Ele também observou o carneiro Ghomishloo como uma das espécies raras que foram clonadas no Instituto Royan.

O Royan Institute é um instituto iraniano de pesquisa clínica e educacional dedicado a pesquisas biomédicas, translacionais e clínicas, pesquisas com células-tronco e tratamento de infertilidade. Em 2006, o Instituto clonou uma ovelha pela primeira vez no Irã, nomeando-a de Royana. A primeira cabra clonada nasceu no Irã em 2009.

Cientistas do Instituto de Pesquisa Royan, do Irã, conseguiram produzir a terceira cabra clonada do país, pertencente à raça de cabra Murcia-Granada.

Dr. Mahdi Hajian, Chefe do Departamento de Embriologia do Campus Isfahan do Instituto de Pesquisa de Royan, fez o anúncio afirmando que “após a clonagem bem-sucedida de cabras Saanen e Alpine, nós procuramos clonar um terceiro da raça Murcia-Granada”.

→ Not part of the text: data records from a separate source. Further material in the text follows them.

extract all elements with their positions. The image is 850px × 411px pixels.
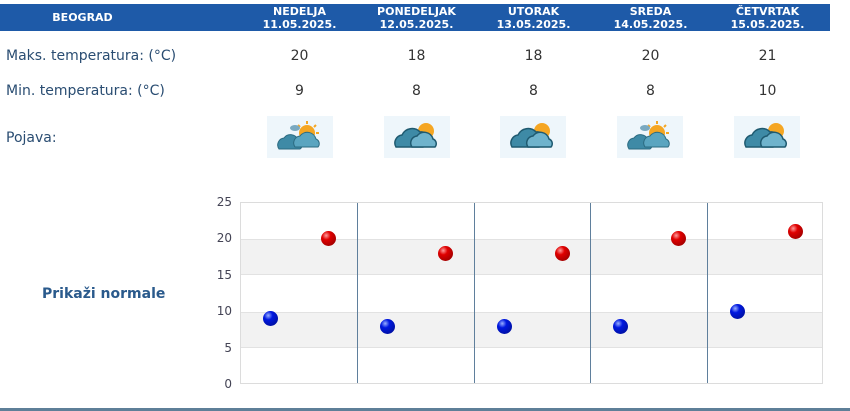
day-divider [590, 203, 591, 383]
min-temp-marker [497, 319, 512, 334]
y-tick: 5 [224, 341, 232, 355]
show-normals-link[interactable]: Prikaži normale [42, 286, 166, 302]
city-name: BEOGRAD [52, 11, 113, 24]
day-header-5: ČETVRTAK 15.05.2025. [709, 5, 826, 32]
day-header-2: PONEDELJAK 12.05.2025. [358, 5, 475, 32]
cloudy-sun-icon [734, 116, 800, 158]
day-name: ČETVRTAK [735, 5, 800, 18]
y-tick: 10 [216, 304, 232, 318]
day-date: 11.05.2025. [262, 18, 337, 31]
day-date: 14.05.2025. [613, 18, 688, 31]
y-tick: 25 [216, 195, 232, 209]
y-tick: 0 [224, 377, 232, 391]
partly-cloudy-sun-icon [617, 116, 683, 158]
min-temp-value: 8 [412, 83, 421, 99]
max-temp-marker [438, 246, 453, 261]
max-temp-marker [671, 231, 686, 246]
max-temp-value: 18 [524, 48, 543, 64]
bottom-divider [0, 408, 850, 411]
max-temp-value: 18 [407, 48, 426, 64]
day-divider [357, 203, 358, 383]
max-temp-marker [555, 246, 570, 261]
day-header-3: UTORAK 13.05.2025. [475, 5, 592, 32]
y-tick: 20 [216, 231, 232, 245]
day-name: UTORAK [507, 5, 560, 18]
min-temp-marker [613, 319, 628, 334]
day-header-1: NEDELJA 11.05.2025. [241, 5, 358, 32]
max-temp-value: 21 [758, 48, 777, 64]
day-header-4: SREDA 14.05.2025. [592, 5, 709, 32]
min-temp-value: 8 [646, 83, 655, 99]
grid-band [241, 239, 822, 276]
y-tick: 15 [216, 268, 232, 282]
partly-cloudy-sun-icon [267, 116, 333, 158]
max-temp-value: 20 [641, 48, 660, 64]
day-name: PONEDELJAK [377, 5, 456, 18]
min-temp-value: 8 [529, 83, 538, 99]
min-temp-marker [730, 304, 745, 319]
day-divider [474, 203, 475, 383]
min-temp-marker [263, 311, 278, 326]
min-temp-marker [380, 319, 395, 334]
day-name: SREDA [629, 5, 672, 18]
day-date: 12.05.2025. [379, 18, 454, 31]
phenomenon-label: Pojava: [6, 130, 57, 146]
max-temp-marker [788, 224, 803, 239]
day-date: 15.05.2025. [730, 18, 805, 31]
max-temp-label: Maks. temperatura: (°C) [6, 48, 177, 64]
temperature-chart [240, 202, 823, 384]
max-temp-value: 20 [290, 48, 309, 64]
day-name: NEDELJA [273, 5, 326, 18]
cloudy-sun-icon [384, 116, 450, 158]
day-divider [707, 203, 708, 383]
day-date: 13.05.2025. [496, 18, 571, 31]
max-temp-marker [321, 231, 336, 246]
grid-band [241, 312, 822, 349]
min-temp-value: 9 [295, 83, 304, 99]
forecast-header: BEOGRAD NEDELJA 11.05.2025. PONEDELJAK 1… [0, 4, 830, 31]
cloudy-sun-icon [500, 116, 566, 158]
min-temp-label: Min. temperatura: (°C) [6, 83, 165, 99]
min-temp-value: 10 [758, 83, 777, 99]
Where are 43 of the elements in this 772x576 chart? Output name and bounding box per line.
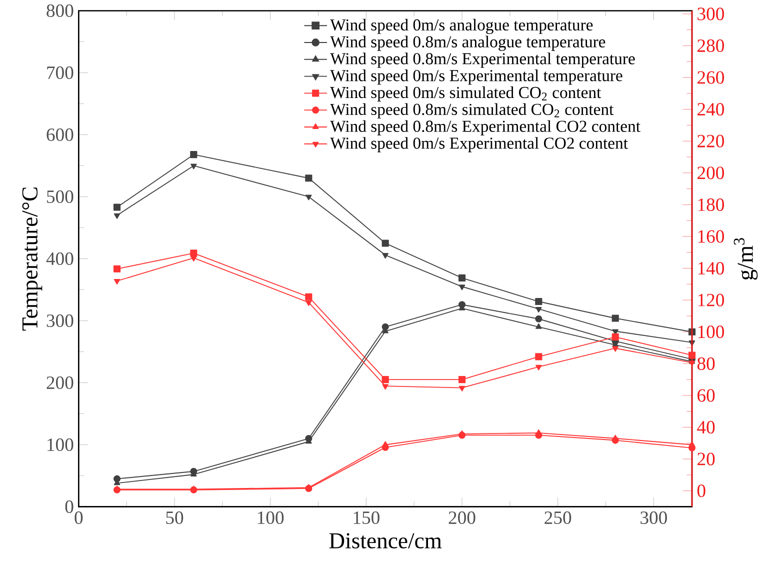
y-tick-label: 800 <box>46 4 74 18</box>
y-tick-label: 700 <box>47 66 74 80</box>
y-tick-label: 200 <box>46 376 74 390</box>
y2-tick-label: 100 <box>698 326 724 338</box>
y2-tick-label: 180 <box>698 198 724 211</box>
legend-label: Wind speed 0m/s analogue temperature <box>330 18 593 34</box>
y-tick-label: 400 <box>46 252 74 266</box>
legend-label: Wind speed 0m/s simulated CO$_{2}$ content <box>330 86 602 102</box>
legend-label: Wind speed 0.8m/s analogue temperature <box>330 36 606 51</box>
legend-label: Wind speed 0m/s Experimental CO2 content <box>330 137 628 152</box>
y2-tick-label: 220 <box>698 134 724 148</box>
legend-label: Wind speed 0.8m/s Experimental CO2 content <box>330 120 640 136</box>
legend-label: Wind speed 0.8m/s Experimental temperature <box>330 52 635 68</box>
y-tick-label: 100 <box>48 438 74 452</box>
y2-tick-label: 60 <box>698 389 715 402</box>
y2-tick-label: 0 <box>697 484 706 498</box>
y2-tick-label: 280 <box>698 39 724 52</box>
y2-tick-label: 80 <box>697 357 715 370</box>
y2-tick-label: 40 <box>697 420 715 434</box>
y2-tick-label: 300 <box>698 8 724 20</box>
y2-axis-title: g/m$^{3}$ <box>734 238 758 280</box>
legend-label: Wind speed 0m/s Experimental temperature <box>330 69 622 85</box>
x-tick-label: 200 <box>448 511 476 524</box>
y-tick-label: 300 <box>46 314 74 328</box>
y2-tick-label: 260 <box>698 71 724 84</box>
x-axis-title: Distence/cm <box>329 533 442 548</box>
y2-tick-label: 160 <box>698 230 724 243</box>
y-axis-title: Temperature/°C <box>22 188 42 331</box>
y2-tick-label: 120 <box>698 294 724 306</box>
x-tick-label: 100 <box>258 511 284 524</box>
y2-tick-label: 140 <box>698 262 724 275</box>
y2-tick-label: 20 <box>698 452 715 466</box>
x-tick-label: 0 <box>74 511 83 524</box>
x-tick-label: 250 <box>544 511 572 524</box>
y-tick-label: 0 <box>65 500 74 514</box>
legend-label: Wind speed 0.8m/s simulated CO$_{2}$ content <box>330 103 614 118</box>
y-tick-label: 600 <box>46 128 74 142</box>
y-tick-label: 500 <box>47 190 74 204</box>
y2-tick-label: 200 <box>698 166 724 180</box>
x-tick-label: 300 <box>640 511 667 524</box>
x-tick-label: 150 <box>354 511 380 524</box>
y2-tick-label: 240 <box>698 102 724 116</box>
x-tick-label: 50 <box>166 511 184 524</box>
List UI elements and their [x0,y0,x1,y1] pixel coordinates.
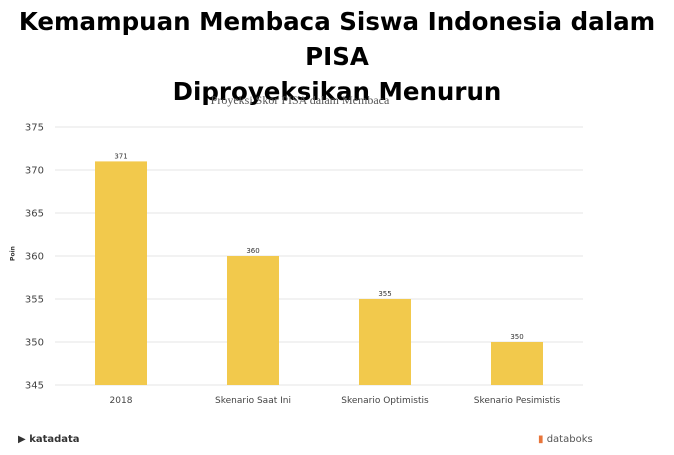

Importados da Espanha, esses tipos não têm uma estação específica para reprodução e as fêmeas podem entrar em calor em qualquer época do ano e produzir uma quantidade significativa de leite, disseram os cientistas iranianos, destacando as principais características das cabras Murciana.

“Conseguimos extrair uma amostra de tecido da orelha da cabra importada para obter as células-tronco necessárias”, observou Hajian.

Fomos capazes de extrair uma amostra do tecido das orelhas dessa cabra para extrair as células, resultando na simulação da terceira cabra no Royan Research Institute, na cidade central de Isfahan, no Irã.

Hajian disse que a cabra nasceu há um mês desde que suas condições foram analisadas e investigadas.

Referindo-se às características das três cabras clonadas, ele disse que “cada cabra simulada tem suas próprias características únicas; os dois primeiros produzem altos rendimentos de leite ”.

“Eles produzem cerca de 3-4 quilos de leite, enquanto o recém-nascido produz dois a 2-3klogramas de leite e, em vez disso, é mais resistente ao calor”.

Murciana cabra pode até tolerar altas temperaturas nas regiões do sul do Irã, enfatizou o embriologista iraniano.

Em 2006, o Irã se tornou o primeiro país do Oriente Médio a anunciar que havia clonado uma ovelha, chamada Royana.

O esforço faz parte da busca do Irã para se tornar uma potência regional em ciência e tecnologia avançadas até 2025. Em particular, o Irã está se esforçando para conquistas na medicina e na tecnologia aeroespacial e nuclear.

A clonagem de ovinos e outros animais poderia levar a avanços na pesquisa médica, incluindo o uso de animais clonados para produzir anticorpos humanos contra doenças.

O principal objetivo do Instituto Royan em clonar o bode é produzir remédios para tratar pessoas que tiveram derrames.